Bijan Tehrani:Congratulations on a wonderful 2008 festival. How was this year? Did you see any progress made from 2007?
Roger Durling (Director of Santa Barbara International Film Festival): Well, it definitely felt bigger to me in every which way. We had far more films screened than we had in the past and far more countries represented. There were forty-six countries represented in the festival. We had far more filmmakers in attendance from different countries so it definitely, to me, seemed bigger. Despite the rain—we had several rainy days where we had to turn people away at screenings in which we were at capacity. I mean, it feels good it and it feels like it has definitely grown.
BT: With the growth of the presence of international cinema at the festival, was this because of audience demand or was it a goal of the festival to create a focus on international cinema?
RD: It was a focus of the festival, definitely. We have seen a growing demand on foreign films in every way. We emphasized this year Eastern European films, and the Latino section in the festival has been expanded. Since I took over the film festival five years ago, I have been taking the international part of the festival very seriously. We’ve made a big effort to expand that section.
BT: How has this festival helped filmmakers from other countries by screening their films?
RD: We tend to pick films that have not been in the festival circuit too much. I am going to use the example of the film that won Best Foreign film this year, Beautiful Bitch from Germany. It was the U.S. premiere and it has barely been seen in festivals, and it won. Now it is off to Berlin and off to different festivals. The filmmaker was here and he was very happy because it was exposure that he normally wouldn’t have received for this small film from Germany. I feel good about that. We’re not a market film festival like Sundance; we are more of a showcase where we feature these films that normally wouldn’t have had light shined upon them. They are not going to be shown here in our local DVD store or Netflix. This is a good chance for them to get seen.
BT: How much do you think it will help the American filmmakers, and students especially, to see work from other countries?

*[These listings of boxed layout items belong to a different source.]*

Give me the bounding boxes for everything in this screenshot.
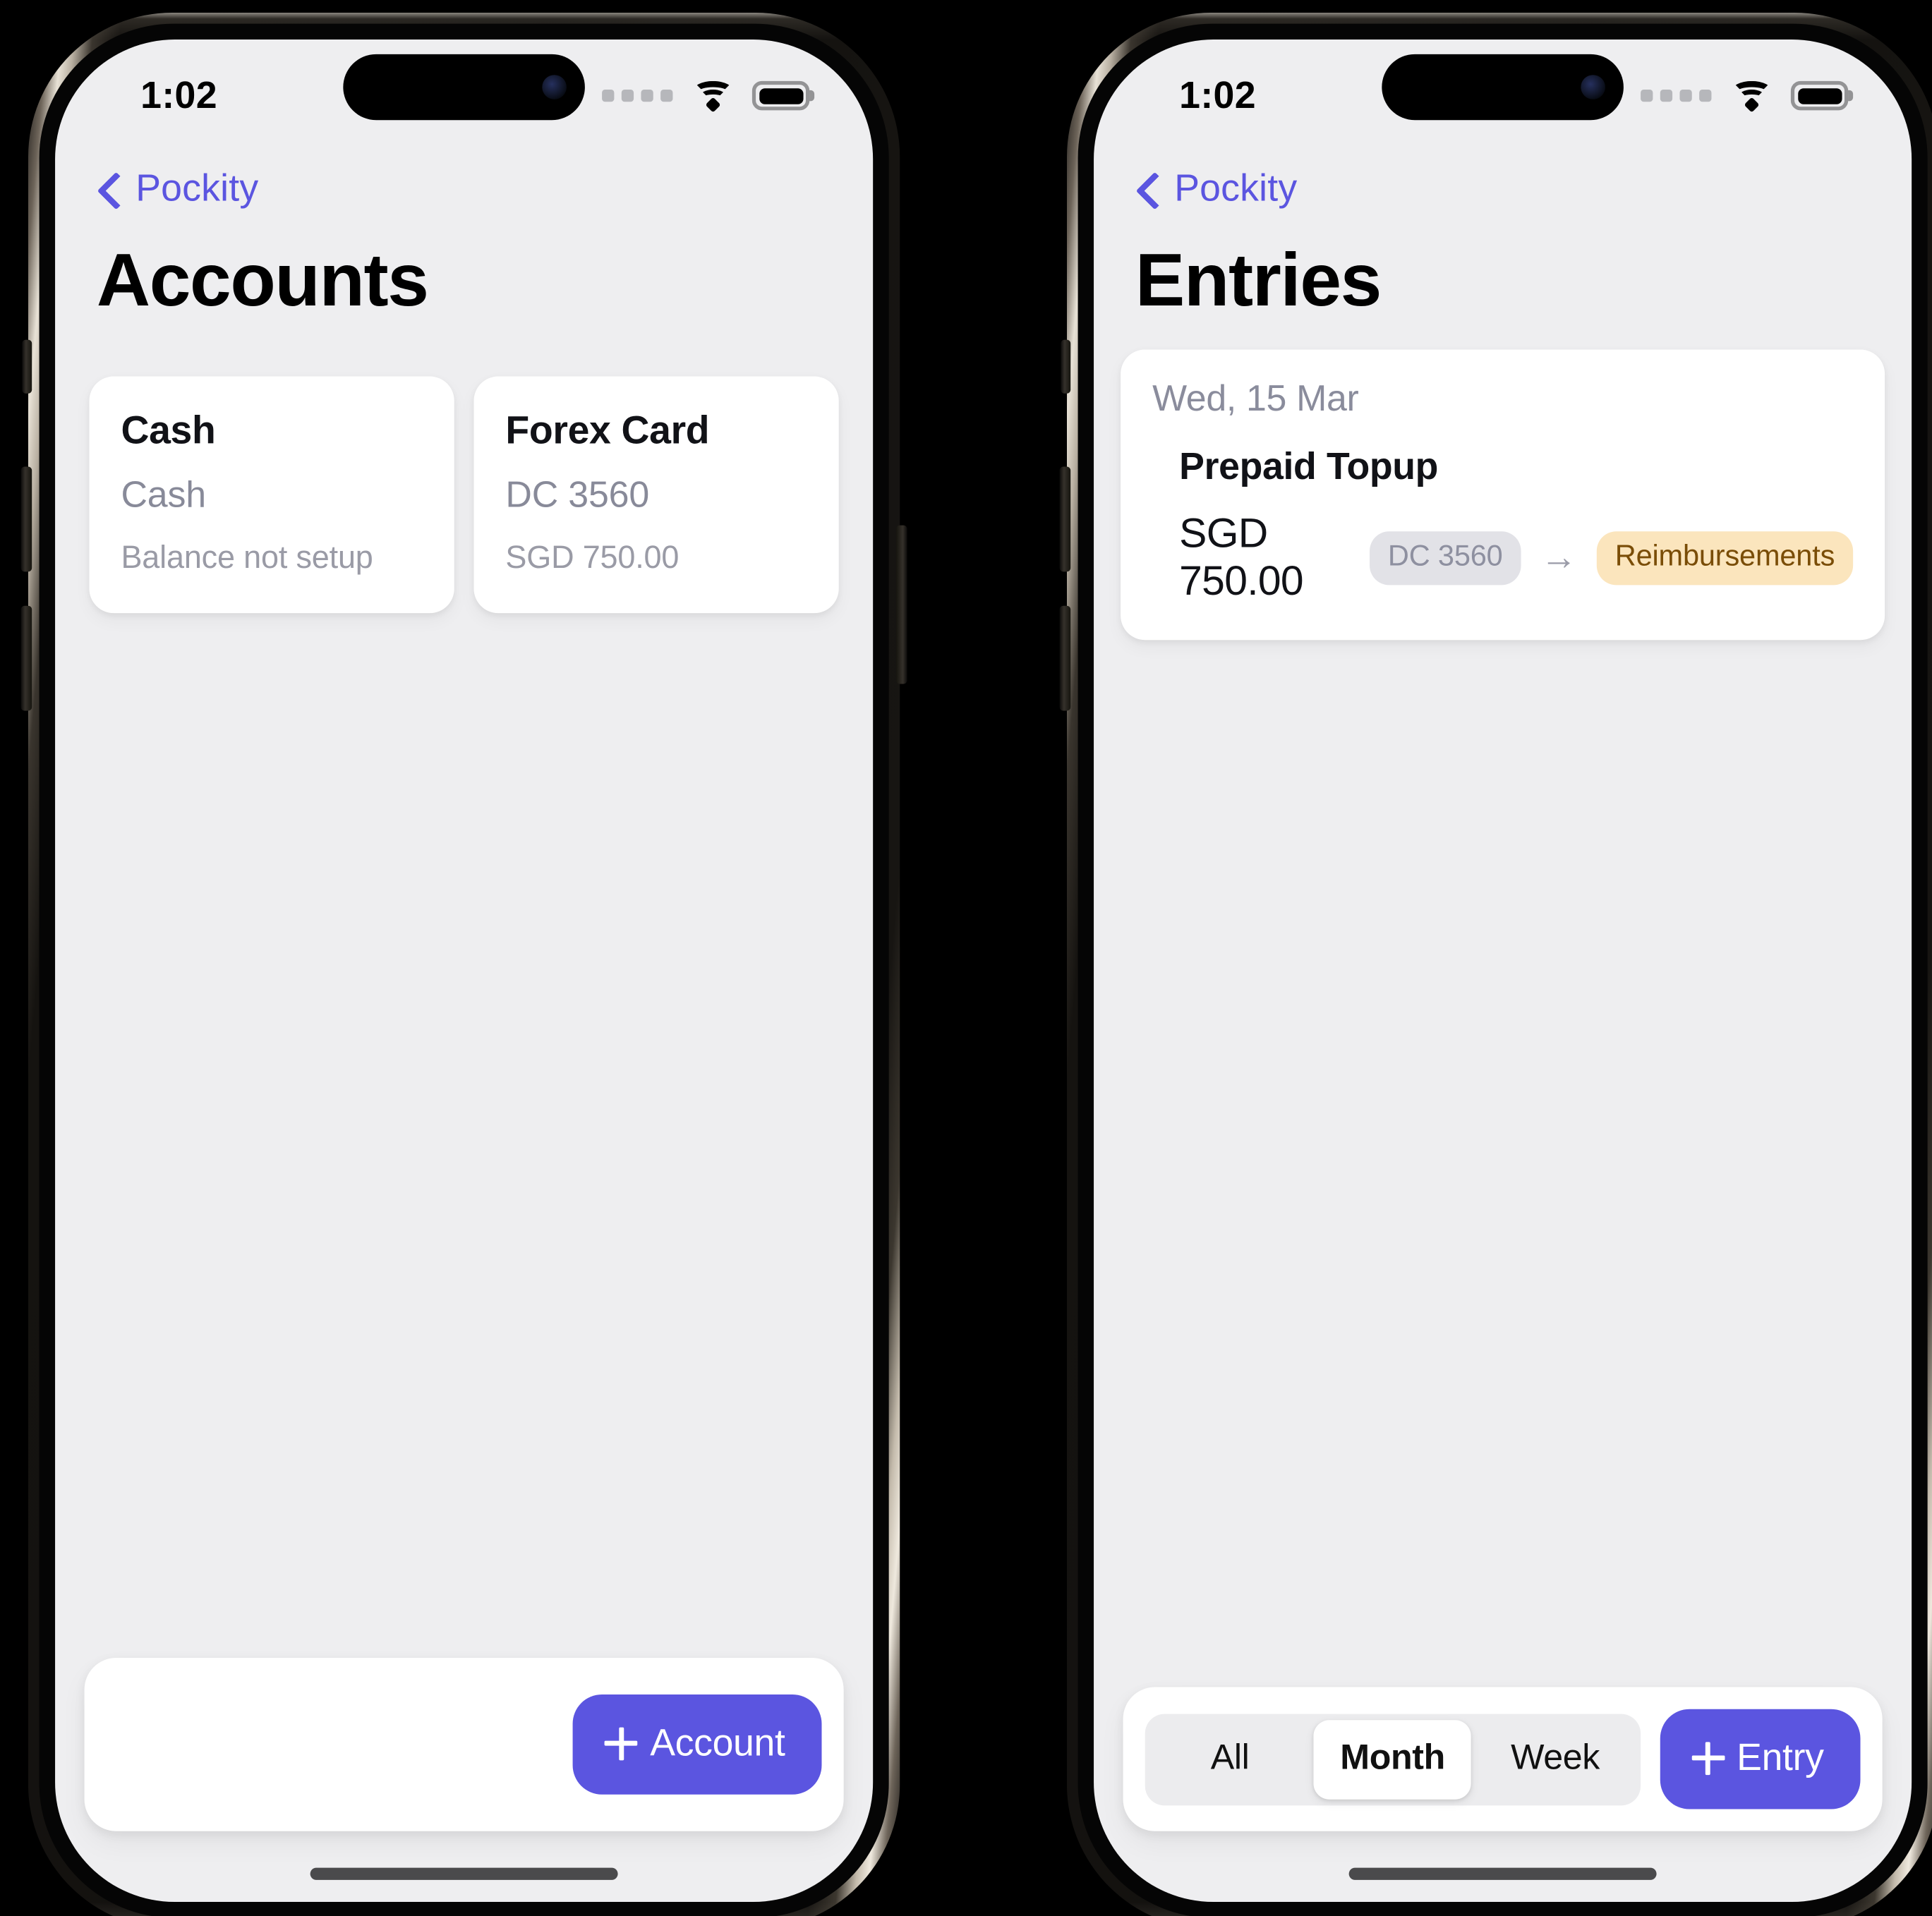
wifi-icon (692, 80, 733, 113)
front-camera-icon (1581, 75, 1605, 99)
screen-accounts: 1:02 Pockity Accounts Cash Cash Balance … (55, 40, 874, 1903)
arrow-right-icon: → (1540, 537, 1578, 578)
entry-source-pill: DC 3560 (1369, 531, 1521, 586)
account-subtitle: Cash (121, 475, 206, 516)
entry-amount: SGD 750.00 (1179, 510, 1303, 605)
front-camera-icon (542, 75, 567, 99)
add-entry-label: Entry (1737, 1735, 1824, 1779)
account-name: Forex Card (505, 408, 710, 452)
volume-up-button[interactable] (20, 466, 32, 572)
battery-full-icon (1790, 80, 1854, 111)
dynamic-island (1382, 54, 1624, 121)
bottom-toolbar: Account (84, 1658, 844, 1831)
segment-week[interactable]: Week (1476, 1719, 1634, 1798)
segment-all[interactable]: All (1151, 1719, 1309, 1798)
status-indicators (602, 80, 815, 113)
screen-entries: 1:02 Pockity Entries Wed, 15 Mar Prepaid… (1094, 40, 1912, 1903)
entries-list: Wed, 15 Mar Prepaid Topup SGD 750.00 DC … (1094, 322, 1912, 641)
status-indicators (1641, 80, 1854, 113)
cellular-dots-icon (1641, 89, 1712, 102)
add-account-label: Account (650, 1721, 785, 1764)
status-bar: 1:02 (1094, 40, 1912, 132)
page-title: Entries (1135, 238, 1382, 322)
account-card[interactable]: Cash Cash Balance not setup (89, 376, 454, 614)
back-button-pockity[interactable]: Pockity (1094, 133, 1912, 211)
home-indicator[interactable] (1348, 1867, 1657, 1880)
back-button-label: Pockity (135, 166, 259, 210)
device-entries: 1:02 Pockity Entries Wed, 15 Mar Prepaid… (1059, 13, 1932, 1916)
plus-icon (1691, 1741, 1725, 1775)
entry-destination-pill: Reimbursements (1596, 531, 1854, 586)
silent-switch[interactable] (22, 339, 32, 394)
back-button-pockity[interactable]: Pockity (55, 133, 873, 211)
chevron-left-icon (1133, 174, 1162, 203)
status-clock: 1:02 (1179, 73, 1256, 117)
segment-month[interactable]: Month (1313, 1719, 1472, 1799)
silent-switch[interactable] (1061, 339, 1071, 394)
entry-date: Wed, 15 Mar (1152, 379, 1359, 420)
volume-down-button[interactable] (20, 605, 32, 711)
screenshot-canvas: 1:02 Pockity Accounts Cash Cash Balance … (0, 0, 1932, 1916)
volume-up-button[interactable] (1059, 466, 1071, 572)
account-name: Cash (121, 408, 216, 452)
accounts-content: Cash Cash Balance not setup Forex Card D… (55, 322, 873, 1902)
entry-card[interactable]: Wed, 15 Mar Prepaid Topup SGD 750.00 DC … (1121, 349, 1885, 641)
accounts-grid: Cash Cash Balance not setup Forex Card D… (55, 322, 873, 614)
bottom-toolbar: All Month Week Entry (1123, 1687, 1883, 1831)
add-account-button[interactable]: Account (573, 1694, 822, 1795)
chevron-left-icon (94, 174, 123, 203)
account-balance: Balance not setup (121, 538, 373, 576)
device-accounts: 1:02 Pockity Accounts Cash Cash Balance … (20, 13, 907, 1916)
status-clock: 1:02 (140, 73, 217, 117)
period-segmented-control[interactable]: All Month Week (1145, 1713, 1641, 1805)
home-indicator[interactable] (310, 1867, 618, 1880)
back-button-label: Pockity (1174, 166, 1298, 210)
power-button[interactable] (896, 525, 907, 684)
account-card[interactable]: Forex Card DC 3560 SGD 750.00 (473, 376, 839, 614)
plus-icon (605, 1726, 638, 1760)
status-bar: 1:02 (55, 40, 873, 132)
dynamic-island (343, 54, 585, 121)
account-subtitle: DC 3560 (505, 475, 650, 516)
battery-full-icon (751, 80, 815, 111)
wifi-icon (1731, 80, 1772, 113)
entries-content: Wed, 15 Mar Prepaid Topup SGD 750.00 DC … (1094, 322, 1912, 1902)
volume-down-button[interactable] (1059, 605, 1071, 711)
account-balance: SGD 750.00 (505, 538, 680, 576)
entry-details-row: SGD 750.00 DC 3560 → Reimbursements (1179, 510, 1854, 606)
entry-title: Prepaid Topup (1179, 444, 1439, 487)
add-entry-button[interactable]: Entry (1660, 1709, 1861, 1809)
page-title: Accounts (96, 238, 429, 322)
cellular-dots-icon (602, 89, 673, 102)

RD: Absolutely. It helps students big-time. We have a big educational aspect to the film festival. There was a film festival class, and there were hundreds of kids attending the festival. We bussed 3,000 kids from the neighboring schools on the mornings of the festival and made the films accessible. On the weekends, for free, families were able to attend early showings at 9 a.m. screenings of the festival. I don’t know if you noticed, but during the red carpet event there was this teen press. Kids were interviewing and they had been doing it throughout the festival. The kids were hands-on in interviewing filmmakers and stars that were here at the festival.

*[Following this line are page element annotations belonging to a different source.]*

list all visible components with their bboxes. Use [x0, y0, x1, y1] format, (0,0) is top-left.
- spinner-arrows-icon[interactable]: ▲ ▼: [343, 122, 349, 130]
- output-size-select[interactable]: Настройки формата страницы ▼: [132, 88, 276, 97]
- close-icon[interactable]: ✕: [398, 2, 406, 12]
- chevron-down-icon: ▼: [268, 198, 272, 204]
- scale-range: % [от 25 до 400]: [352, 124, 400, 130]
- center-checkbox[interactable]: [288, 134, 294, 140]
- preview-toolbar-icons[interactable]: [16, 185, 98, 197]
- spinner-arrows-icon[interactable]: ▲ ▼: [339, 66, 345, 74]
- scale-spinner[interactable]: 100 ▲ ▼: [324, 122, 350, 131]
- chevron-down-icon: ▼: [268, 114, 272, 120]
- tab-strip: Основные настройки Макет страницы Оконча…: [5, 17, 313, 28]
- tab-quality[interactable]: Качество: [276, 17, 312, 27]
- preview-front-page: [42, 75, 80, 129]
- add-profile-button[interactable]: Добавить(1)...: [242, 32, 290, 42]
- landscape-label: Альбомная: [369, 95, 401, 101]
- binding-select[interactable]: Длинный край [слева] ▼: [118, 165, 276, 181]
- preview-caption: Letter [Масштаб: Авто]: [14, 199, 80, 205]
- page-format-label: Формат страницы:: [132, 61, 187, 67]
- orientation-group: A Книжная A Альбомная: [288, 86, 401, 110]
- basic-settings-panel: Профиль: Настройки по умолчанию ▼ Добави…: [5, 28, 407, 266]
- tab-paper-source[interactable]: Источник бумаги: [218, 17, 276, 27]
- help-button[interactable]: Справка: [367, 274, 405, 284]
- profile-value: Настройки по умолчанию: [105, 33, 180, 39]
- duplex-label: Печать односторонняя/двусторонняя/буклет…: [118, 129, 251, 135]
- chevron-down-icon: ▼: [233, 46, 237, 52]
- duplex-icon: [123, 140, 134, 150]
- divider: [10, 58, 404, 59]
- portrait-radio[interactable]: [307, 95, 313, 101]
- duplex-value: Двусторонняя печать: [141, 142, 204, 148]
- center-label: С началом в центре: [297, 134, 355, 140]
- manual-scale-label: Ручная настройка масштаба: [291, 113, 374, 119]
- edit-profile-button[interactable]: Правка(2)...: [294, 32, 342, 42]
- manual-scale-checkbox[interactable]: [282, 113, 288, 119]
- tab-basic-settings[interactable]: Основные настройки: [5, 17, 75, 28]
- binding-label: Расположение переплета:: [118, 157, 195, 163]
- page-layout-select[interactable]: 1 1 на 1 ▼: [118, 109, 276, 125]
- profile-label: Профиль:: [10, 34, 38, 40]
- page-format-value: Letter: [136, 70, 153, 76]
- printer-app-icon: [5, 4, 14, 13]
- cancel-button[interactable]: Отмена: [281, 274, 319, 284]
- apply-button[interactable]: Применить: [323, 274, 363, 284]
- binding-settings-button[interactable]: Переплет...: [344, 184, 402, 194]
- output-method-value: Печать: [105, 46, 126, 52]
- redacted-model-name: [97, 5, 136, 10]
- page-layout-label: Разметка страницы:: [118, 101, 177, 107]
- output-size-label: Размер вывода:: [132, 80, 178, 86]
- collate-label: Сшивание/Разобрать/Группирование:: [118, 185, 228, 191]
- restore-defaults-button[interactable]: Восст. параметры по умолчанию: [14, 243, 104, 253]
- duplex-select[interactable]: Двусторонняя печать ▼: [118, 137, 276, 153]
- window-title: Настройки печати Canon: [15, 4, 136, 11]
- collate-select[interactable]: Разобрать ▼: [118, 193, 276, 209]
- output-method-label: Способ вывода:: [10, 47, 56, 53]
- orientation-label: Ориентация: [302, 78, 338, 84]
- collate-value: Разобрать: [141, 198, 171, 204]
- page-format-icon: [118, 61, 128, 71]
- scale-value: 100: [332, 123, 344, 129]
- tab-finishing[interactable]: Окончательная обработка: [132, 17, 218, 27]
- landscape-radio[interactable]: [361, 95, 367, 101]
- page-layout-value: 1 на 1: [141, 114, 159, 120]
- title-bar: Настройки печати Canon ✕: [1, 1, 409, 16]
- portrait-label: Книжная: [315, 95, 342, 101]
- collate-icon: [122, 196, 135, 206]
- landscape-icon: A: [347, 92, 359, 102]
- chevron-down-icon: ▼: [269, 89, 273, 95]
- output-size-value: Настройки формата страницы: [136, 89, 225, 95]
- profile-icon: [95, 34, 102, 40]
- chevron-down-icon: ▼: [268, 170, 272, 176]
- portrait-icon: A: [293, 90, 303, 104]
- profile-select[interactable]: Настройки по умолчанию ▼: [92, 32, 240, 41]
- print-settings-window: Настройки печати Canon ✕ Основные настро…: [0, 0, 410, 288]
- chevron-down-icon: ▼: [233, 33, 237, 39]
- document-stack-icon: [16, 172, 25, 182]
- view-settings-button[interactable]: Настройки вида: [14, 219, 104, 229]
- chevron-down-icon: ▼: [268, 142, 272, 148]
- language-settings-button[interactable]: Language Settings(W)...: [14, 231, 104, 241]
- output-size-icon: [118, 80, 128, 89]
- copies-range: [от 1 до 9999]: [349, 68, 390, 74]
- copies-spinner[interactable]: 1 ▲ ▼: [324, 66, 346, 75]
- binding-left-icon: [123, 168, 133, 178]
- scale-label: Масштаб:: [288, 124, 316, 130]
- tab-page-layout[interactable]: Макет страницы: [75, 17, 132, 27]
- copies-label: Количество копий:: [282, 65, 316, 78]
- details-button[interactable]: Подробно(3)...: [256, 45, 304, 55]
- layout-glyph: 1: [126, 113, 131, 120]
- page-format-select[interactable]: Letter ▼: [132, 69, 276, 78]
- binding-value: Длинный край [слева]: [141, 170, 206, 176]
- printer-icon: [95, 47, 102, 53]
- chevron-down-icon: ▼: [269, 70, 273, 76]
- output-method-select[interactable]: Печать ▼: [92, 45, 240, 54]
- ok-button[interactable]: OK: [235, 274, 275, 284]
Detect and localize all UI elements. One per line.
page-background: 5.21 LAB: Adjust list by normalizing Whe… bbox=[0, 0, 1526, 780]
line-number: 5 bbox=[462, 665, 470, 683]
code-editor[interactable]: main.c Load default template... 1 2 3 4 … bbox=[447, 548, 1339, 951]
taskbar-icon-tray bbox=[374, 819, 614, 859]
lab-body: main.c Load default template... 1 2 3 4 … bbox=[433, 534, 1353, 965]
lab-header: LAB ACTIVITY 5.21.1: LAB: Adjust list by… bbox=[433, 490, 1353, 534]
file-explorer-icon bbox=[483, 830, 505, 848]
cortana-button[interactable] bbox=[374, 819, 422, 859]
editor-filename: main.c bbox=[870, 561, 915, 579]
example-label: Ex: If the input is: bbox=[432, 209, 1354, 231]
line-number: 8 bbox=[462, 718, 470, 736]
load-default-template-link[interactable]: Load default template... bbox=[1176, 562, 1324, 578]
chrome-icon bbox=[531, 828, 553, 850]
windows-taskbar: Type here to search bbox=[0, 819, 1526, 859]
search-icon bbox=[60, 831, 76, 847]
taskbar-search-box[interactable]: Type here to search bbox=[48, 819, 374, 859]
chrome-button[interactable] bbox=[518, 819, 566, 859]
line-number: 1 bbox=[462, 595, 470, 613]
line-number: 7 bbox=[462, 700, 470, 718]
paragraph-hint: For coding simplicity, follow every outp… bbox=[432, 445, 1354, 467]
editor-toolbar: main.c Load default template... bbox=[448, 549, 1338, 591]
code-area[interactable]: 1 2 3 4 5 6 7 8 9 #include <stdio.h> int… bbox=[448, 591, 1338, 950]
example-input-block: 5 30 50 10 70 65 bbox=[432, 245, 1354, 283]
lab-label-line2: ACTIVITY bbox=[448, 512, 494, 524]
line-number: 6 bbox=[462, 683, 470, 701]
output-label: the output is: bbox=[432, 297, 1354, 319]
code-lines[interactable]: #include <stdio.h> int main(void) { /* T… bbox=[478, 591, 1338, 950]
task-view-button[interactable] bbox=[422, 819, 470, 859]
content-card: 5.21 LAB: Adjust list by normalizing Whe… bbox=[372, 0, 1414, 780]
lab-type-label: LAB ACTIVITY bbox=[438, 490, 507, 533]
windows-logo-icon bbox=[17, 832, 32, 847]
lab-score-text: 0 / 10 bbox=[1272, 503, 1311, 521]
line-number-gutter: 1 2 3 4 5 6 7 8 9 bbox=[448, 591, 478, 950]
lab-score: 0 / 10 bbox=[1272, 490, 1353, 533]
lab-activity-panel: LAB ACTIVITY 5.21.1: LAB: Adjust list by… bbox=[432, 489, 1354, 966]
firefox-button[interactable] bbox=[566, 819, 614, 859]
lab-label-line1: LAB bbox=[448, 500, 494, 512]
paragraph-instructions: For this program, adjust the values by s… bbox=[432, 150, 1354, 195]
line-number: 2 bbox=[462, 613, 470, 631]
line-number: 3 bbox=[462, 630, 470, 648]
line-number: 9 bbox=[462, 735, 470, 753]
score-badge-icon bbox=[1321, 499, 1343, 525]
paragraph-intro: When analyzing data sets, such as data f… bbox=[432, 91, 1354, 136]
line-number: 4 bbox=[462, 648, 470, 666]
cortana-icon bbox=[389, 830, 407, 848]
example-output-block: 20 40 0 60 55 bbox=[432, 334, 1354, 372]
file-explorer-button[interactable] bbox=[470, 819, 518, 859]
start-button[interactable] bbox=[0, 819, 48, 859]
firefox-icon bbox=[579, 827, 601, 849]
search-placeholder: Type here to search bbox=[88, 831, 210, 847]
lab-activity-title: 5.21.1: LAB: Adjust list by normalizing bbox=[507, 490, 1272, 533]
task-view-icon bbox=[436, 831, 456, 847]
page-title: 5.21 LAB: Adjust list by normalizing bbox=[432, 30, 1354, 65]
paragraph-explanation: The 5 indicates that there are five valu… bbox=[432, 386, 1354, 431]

BT: Did you have any type of tribute to international filmmakers or did you have any in the past?
RD: We had Javier Bardem this year. He is one of the biggest European and international stars. The focus when it comes to tributes is attached to Academy nominees and that is basically why we have gotten so much media attention; we open two days after the Academy nominations are announced and that is why people like Cate Blanchett, Javier Bardem, and Tommy Lee Jones were featured in the festival. That is basically our signature—but I love international cinema. I am from Panama and I was born and raised there, so I love international cinema. However, our tributes are focused on academy award nominees and Javier Bardem also happens to fit into that niche.
BT: At Cinema Without Borders, we admire the taste of the festival in regards to the international films that are chosen. Some of the international films that you choose are great films that have not been picked by any other festival so they have not had a chance of being seen at other venues. Other festivals try to bring in films that have been showcased at Cannes and Berlin but I think last year you had films from the Czech Republic, and this year from other countries that have had no other chance if they are not showcased here.
RD: That is a goal of ours to bring films that are not in the festival circuit. I am not interested in showing you the film that is the Academy Award submission from that country, but I want that rare, small, deserving, film from Poland that audiences should be aware of. I am glad you feel that way. We are very proud of that. The Latin American films and Spanish films that we showcase are not very mainstream in the festival circuit. I tell my programmers that it is not our job to feed into a certain audience’s taste, but to broaden the audience’s horizons and open them up to new things; you know, being in the forefront as opposed to catering to specific tastes.
BT: What do you hope for the next year?
RD: We’ll continue what we do. The whole aspect of the celebrity tributes that we do, brings us sponsors and media attention and with that comes financial health. I use that money to bring more international directors to showcase their films and be here during the film festival. I hope to continue growing the festival in stature and bring more directors over. The festival definitely has room to grow. Last year, we were named one of the Top Fifty Film Festivals by “Variety” Magazine and there were only twelve Americans in that list. I just wish to continue to grow the festival’s prestige.
BT: What do you think about Cinema without Borders?
RD: I really like Cinema Without Borders’ interviews. Most of the websites that cover film focus too much on American Cinema, movie stars, and gossip. To me, it’s refreshing to see a website that dedicates itself, truly, to international cinema and news that is more about directors, writers, and what’s going on in international—and world cinema—for real.
BT: Thank you! I wish you great success in the future.